The number of possums had already halved since the 1980s, from about 70 million to 30 million, due to concerted pest control programmes. But Russell said new 1080 techniques are now making eradication possible. 

“Previously, the mentality was that we can’t eradicate possums from an area because they would just come back,” Russell said. “So we were trying to kill about 95 per cent of possums using the lowest amount of poison possible, and doing that more regularly. But we’ve been learning from island eradications and have been investigating ways to wipe them out in mainland areas.”

Dropping a non-toxic bait prior to a 1080 drop, called a pre-feed, has seen a significant increase in kill-rates, as possums become less suspicious of the poisoned pellets.

The other development involves doing a double drop of 1080, two weeks apart. When these techniques are combined, 99.9 per cent of possums have been killed in trials. The few that survive are so dispersed that they are unable to find a mate to breed, and the population can be eradicated. 
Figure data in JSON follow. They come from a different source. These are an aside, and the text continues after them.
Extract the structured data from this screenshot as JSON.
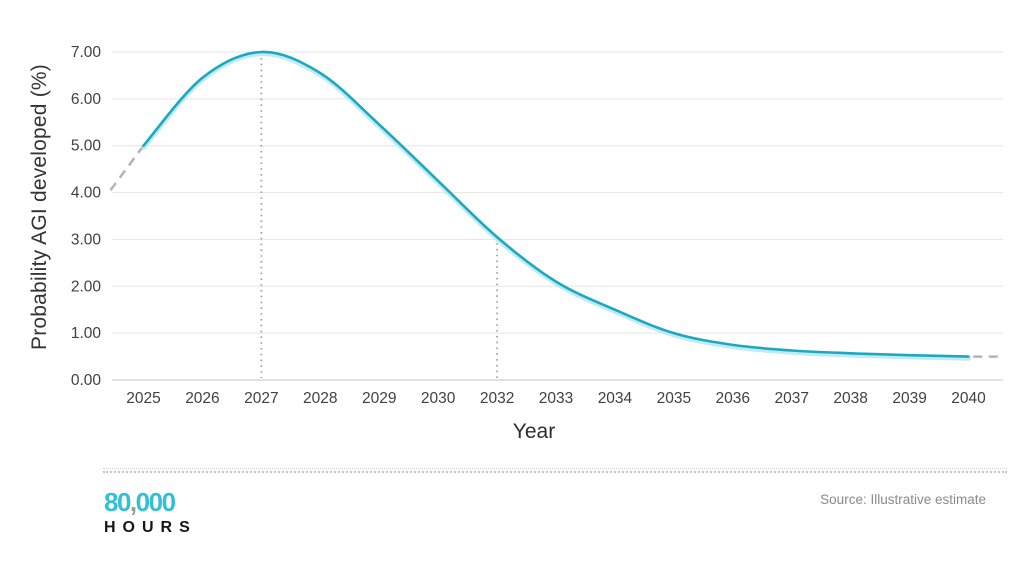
{
  "chart_data": {
    "type": "line",
    "title": "",
    "xlabel": "Year",
    "ylabel": "Probability AGI developed (%)",
    "x_tick_labels": [
      "2025",
      "2026",
      "2027",
      "2028",
      "2029",
      "2030",
      "2032",
      "2033",
      "2034",
      "2035",
      "2036",
      "2037",
      "2038",
      "2039",
      "2040"
    ],
    "y_ticks": [
      {
        "label": "0.00",
        "value": 0
      },
      {
        "label": "1.00",
        "value": 1
      },
      {
        "label": "2.00",
        "value": 2
      },
      {
        "label": "3.00",
        "value": 3
      },
      {
        "label": "4.00",
        "value": 4
      },
      {
        "label": "5.00",
        "value": 5
      },
      {
        "label": "6.00",
        "value": 6
      },
      {
        "label": "7.00",
        "value": 7
      }
    ],
    "ylim": [
      0,
      7
    ],
    "grid": "horizontal",
    "legend_position": "none",
    "series": [
      {
        "name": "Probability AGI developed (%)",
        "style": "smooth-solid",
        "categories": [
          "2025",
          "2026",
          "2027",
          "2028",
          "2029",
          "2030",
          "2032",
          "2033",
          "2034",
          "2035",
          "2036",
          "2037",
          "2038",
          "2039",
          "2040"
        ],
        "values": [
          5.0,
          6.45,
          7.0,
          6.55,
          5.45,
          4.25,
          3.05,
          2.1,
          1.5,
          1.0,
          0.75,
          0.63,
          0.57,
          0.53,
          0.5
        ]
      }
    ],
    "extrapolations": [
      {
        "name": "dashed-lead-in",
        "style": "dashed",
        "from": {
          "x_index": -0.56,
          "value": 4.05
        },
        "to": {
          "x_index": 0,
          "value": 5.0
        }
      },
      {
        "name": "dashed-lead-out",
        "style": "dashed",
        "from": {
          "x_index": 14.08,
          "value": 0.5
        },
        "to": {
          "x_index": 14.6,
          "value": 0.5
        }
      }
    ],
    "annotations": [
      {
        "type": "dotted-vline",
        "x_label": "2027",
        "x_index": 2,
        "value_top": 7.0
      },
      {
        "type": "dotted-vline",
        "x_label": "2032",
        "x_index": 6,
        "value_top": 3.05
      }
    ]
  },
  "footer": {
    "logo": {
      "top_part1": "80",
      "top_comma": ",",
      "top_part2": "000",
      "bottom": "HOURS"
    },
    "source": "Source: Illustrative estimate"
  },
  "colors": {
    "line": "#1ea8bf",
    "line_glow": "#a9e5ee",
    "grid": "#e5e5e5",
    "axis_line": "#c6c6c6",
    "dashed_segment": "#b4b4b4",
    "dotted_guide": "#9aa0a3",
    "tick_label": "#414141",
    "logo_teal": "#33bfd4"
  }
}
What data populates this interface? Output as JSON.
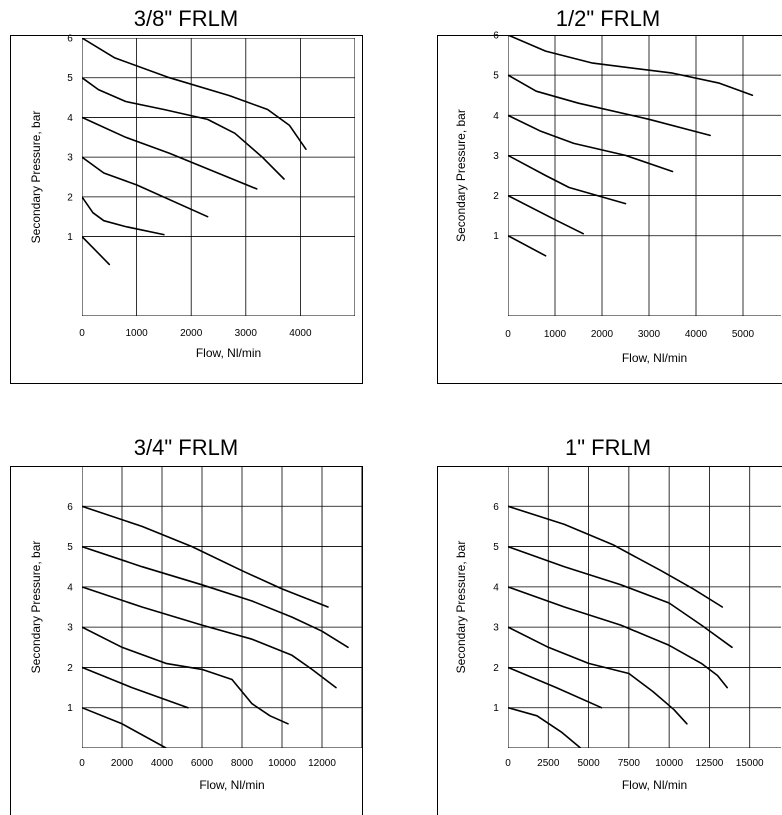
{
  "chart_data": [
    {
      "type": "line",
      "title": "3/8\" FRLM",
      "xlabel": "Flow, Nl/min",
      "ylabel": "Secondary Pressure, bar",
      "xlim": [
        0,
        5000
      ],
      "ylim": [
        -1,
        6
      ],
      "x_ticks": [
        0,
        1000,
        2000,
        3000,
        4000
      ],
      "x_gridlines": [
        1000,
        2000,
        3000,
        4000,
        5000
      ],
      "y_ticks": [
        1,
        2,
        3,
        4,
        5,
        6
      ],
      "grid": true,
      "series": [
        {
          "points": [
            [
              0,
              1.0
            ],
            [
              500,
              0.3
            ]
          ]
        },
        {
          "points": [
            [
              0,
              2.0
            ],
            [
              200,
              1.6
            ],
            [
              400,
              1.4
            ],
            [
              800,
              1.25
            ],
            [
              1500,
              1.05
            ]
          ]
        },
        {
          "points": [
            [
              0,
              3.0
            ],
            [
              400,
              2.6
            ],
            [
              1000,
              2.3
            ],
            [
              2300,
              1.5
            ]
          ]
        },
        {
          "points": [
            [
              0,
              4.0
            ],
            [
              800,
              3.5
            ],
            [
              1600,
              3.1
            ],
            [
              3200,
              2.2
            ]
          ]
        },
        {
          "points": [
            [
              0,
              5.0
            ],
            [
              300,
              4.7
            ],
            [
              800,
              4.4
            ],
            [
              1500,
              4.2
            ],
            [
              2300,
              3.95
            ],
            [
              2800,
              3.6
            ],
            [
              3300,
              3.0
            ],
            [
              3700,
              2.45
            ]
          ]
        },
        {
          "points": [
            [
              0,
              6.0
            ],
            [
              600,
              5.5
            ],
            [
              1600,
              5.0
            ],
            [
              2700,
              4.55
            ],
            [
              3400,
              4.2
            ],
            [
              3800,
              3.8
            ],
            [
              4100,
              3.2
            ]
          ]
        }
      ]
    },
    {
      "type": "line",
      "title": "1/2\" FRLM",
      "xlabel": "Flow, Nl/min",
      "ylabel": "Secondary Pressure, bar",
      "xlim": [
        0,
        6000
      ],
      "ylim": [
        -1,
        6
      ],
      "x_ticks": [
        0,
        1000,
        2000,
        3000,
        4000,
        5000
      ],
      "x_gridlines": [
        1000,
        2000,
        3000,
        4000,
        5000,
        6000
      ],
      "y_ticks": [
        1,
        2,
        3,
        4,
        5,
        6
      ],
      "grid": true,
      "series": [
        {
          "points": [
            [
              0,
              1.0
            ],
            [
              800,
              0.5
            ]
          ]
        },
        {
          "points": [
            [
              0,
              2.0
            ],
            [
              1000,
              1.4
            ],
            [
              1600,
              1.05
            ]
          ]
        },
        {
          "points": [
            [
              0,
              3.0
            ],
            [
              800,
              2.5
            ],
            [
              1300,
              2.2
            ],
            [
              2500,
              1.8
            ]
          ]
        },
        {
          "points": [
            [
              0,
              4.0
            ],
            [
              700,
              3.6
            ],
            [
              1400,
              3.3
            ],
            [
              2500,
              3.0
            ],
            [
              3500,
              2.6
            ]
          ]
        },
        {
          "points": [
            [
              0,
              5.0
            ],
            [
              600,
              4.6
            ],
            [
              1500,
              4.3
            ],
            [
              3000,
              3.9
            ],
            [
              4300,
              3.5
            ]
          ]
        },
        {
          "points": [
            [
              0,
              6.0
            ],
            [
              800,
              5.6
            ],
            [
              1800,
              5.3
            ],
            [
              3500,
              5.05
            ],
            [
              4500,
              4.8
            ],
            [
              5200,
              4.5
            ]
          ]
        }
      ]
    },
    {
      "type": "line",
      "title": "3/4\" FRLM",
      "xlabel": "Flow, Nl/min",
      "ylabel": "Secondary Pressure, bar",
      "xlim": [
        0,
        14000
      ],
      "ylim": [
        0,
        7
      ],
      "x_ticks": [
        0,
        2000,
        4000,
        6000,
        8000,
        10000,
        12000
      ],
      "x_gridlines": [
        2000,
        4000,
        6000,
        8000,
        10000,
        12000,
        14000
      ],
      "y_ticks": [
        1,
        2,
        3,
        4,
        5,
        6
      ],
      "grid": true,
      "series": [
        {
          "points": [
            [
              0,
              1.0
            ],
            [
              2000,
              0.6
            ],
            [
              4200,
              0.0
            ]
          ]
        },
        {
          "points": [
            [
              0,
              2.0
            ],
            [
              2500,
              1.5
            ],
            [
              5300,
              1.0
            ]
          ]
        },
        {
          "points": [
            [
              0,
              3.0
            ],
            [
              2000,
              2.5
            ],
            [
              4200,
              2.1
            ],
            [
              6000,
              1.95
            ],
            [
              7500,
              1.7
            ],
            [
              8500,
              1.1
            ],
            [
              9400,
              0.8
            ],
            [
              10300,
              0.6
            ]
          ]
        },
        {
          "points": [
            [
              0,
              4.0
            ],
            [
              3000,
              3.5
            ],
            [
              6000,
              3.05
            ],
            [
              8500,
              2.7
            ],
            [
              10500,
              2.3
            ],
            [
              11500,
              1.95
            ],
            [
              12700,
              1.5
            ]
          ]
        },
        {
          "points": [
            [
              0,
              5.0
            ],
            [
              3000,
              4.5
            ],
            [
              6000,
              4.05
            ],
            [
              8500,
              3.65
            ],
            [
              10500,
              3.25
            ],
            [
              12000,
              2.9
            ],
            [
              13300,
              2.5
            ]
          ]
        },
        {
          "points": [
            [
              0,
              6.0
            ],
            [
              3000,
              5.5
            ],
            [
              5500,
              5.0
            ],
            [
              8000,
              4.4
            ],
            [
              10000,
              3.95
            ],
            [
              12300,
              3.5
            ]
          ]
        }
      ]
    },
    {
      "type": "line",
      "title": "1\" FRLM",
      "xlabel": "Flow, Nl/min",
      "ylabel": "Secondary Pressure, bar",
      "xlim": [
        0,
        17500
      ],
      "ylim": [
        0,
        7
      ],
      "x_ticks": [
        0,
        2500,
        5000,
        7500,
        10000,
        12500,
        15000
      ],
      "x_gridlines": [
        2500,
        5000,
        7500,
        10000,
        12500,
        15000
      ],
      "y_ticks": [
        1,
        2,
        3,
        4,
        5,
        6
      ],
      "grid": true,
      "series": [
        {
          "points": [
            [
              0,
              1.0
            ],
            [
              1800,
              0.8
            ],
            [
              3300,
              0.4
            ],
            [
              4500,
              0.0
            ]
          ]
        },
        {
          "points": [
            [
              0,
              2.0
            ],
            [
              3000,
              1.5
            ],
            [
              5800,
              1.0
            ]
          ]
        },
        {
          "points": [
            [
              0,
              3.0
            ],
            [
              2500,
              2.5
            ],
            [
              5000,
              2.1
            ],
            [
              7500,
              1.85
            ],
            [
              9000,
              1.4
            ],
            [
              10300,
              0.95
            ],
            [
              11100,
              0.6
            ]
          ]
        },
        {
          "points": [
            [
              0,
              4.0
            ],
            [
              3500,
              3.5
            ],
            [
              7000,
              3.05
            ],
            [
              10000,
              2.55
            ],
            [
              12000,
              2.1
            ],
            [
              13000,
              1.8
            ],
            [
              13600,
              1.5
            ]
          ]
        },
        {
          "points": [
            [
              0,
              5.0
            ],
            [
              3500,
              4.5
            ],
            [
              7000,
              4.05
            ],
            [
              10000,
              3.6
            ],
            [
              12000,
              3.05
            ],
            [
              13900,
              2.5
            ]
          ]
        },
        {
          "points": [
            [
              0,
              6.0
            ],
            [
              3500,
              5.55
            ],
            [
              6500,
              5.05
            ],
            [
              9500,
              4.4
            ],
            [
              11500,
              3.95
            ],
            [
              13300,
              3.5
            ]
          ]
        }
      ]
    }
  ]
}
In areas where 1080 can’t be used, like urban and rural land, Russell said traditional leghold traps, also known as gin traps, have proven to be effective. Previously large-scale use of the traps has been limited as animal welfare laws required the traps to be checked every 24 hours. But with recently developed remote monitoring, traps only have to be checked once they’ve been activated.

The other factor is possum biology. Compared to rats and stoats, possums are slow breeding and are therefore easier to wipe out. It took possums about 150 years to spread throughout NZ – in 1950, 54 per cent of the country was possum-free, but now they are found throughout the mainland.

But Russell said just because we can eradicate possums now, doesn’t mean we should.

“It’s still quite expensive using these tools. What if we wait another 10 years, there may be another breakthrough that reduces the cost 10 times?”

Eradicating possums could also cause a boom in rat numbers, which would have an even greater impact on birdlife.

“Possums and rats are in a competitive relationship. If we take out possums we will see rat numbers increase because there will be more food for rats. I see rats as the biggest threat to birds, so it might be better to wait.

“There are no possums on Great Barrier Island, but birds there are still devastated by rats.”

Dealing with rats will likely require another scientific breakthrough. Russell is working on a project to develop species-specific poisons, which would only be toxic to the target species and could be safely used at a large scale.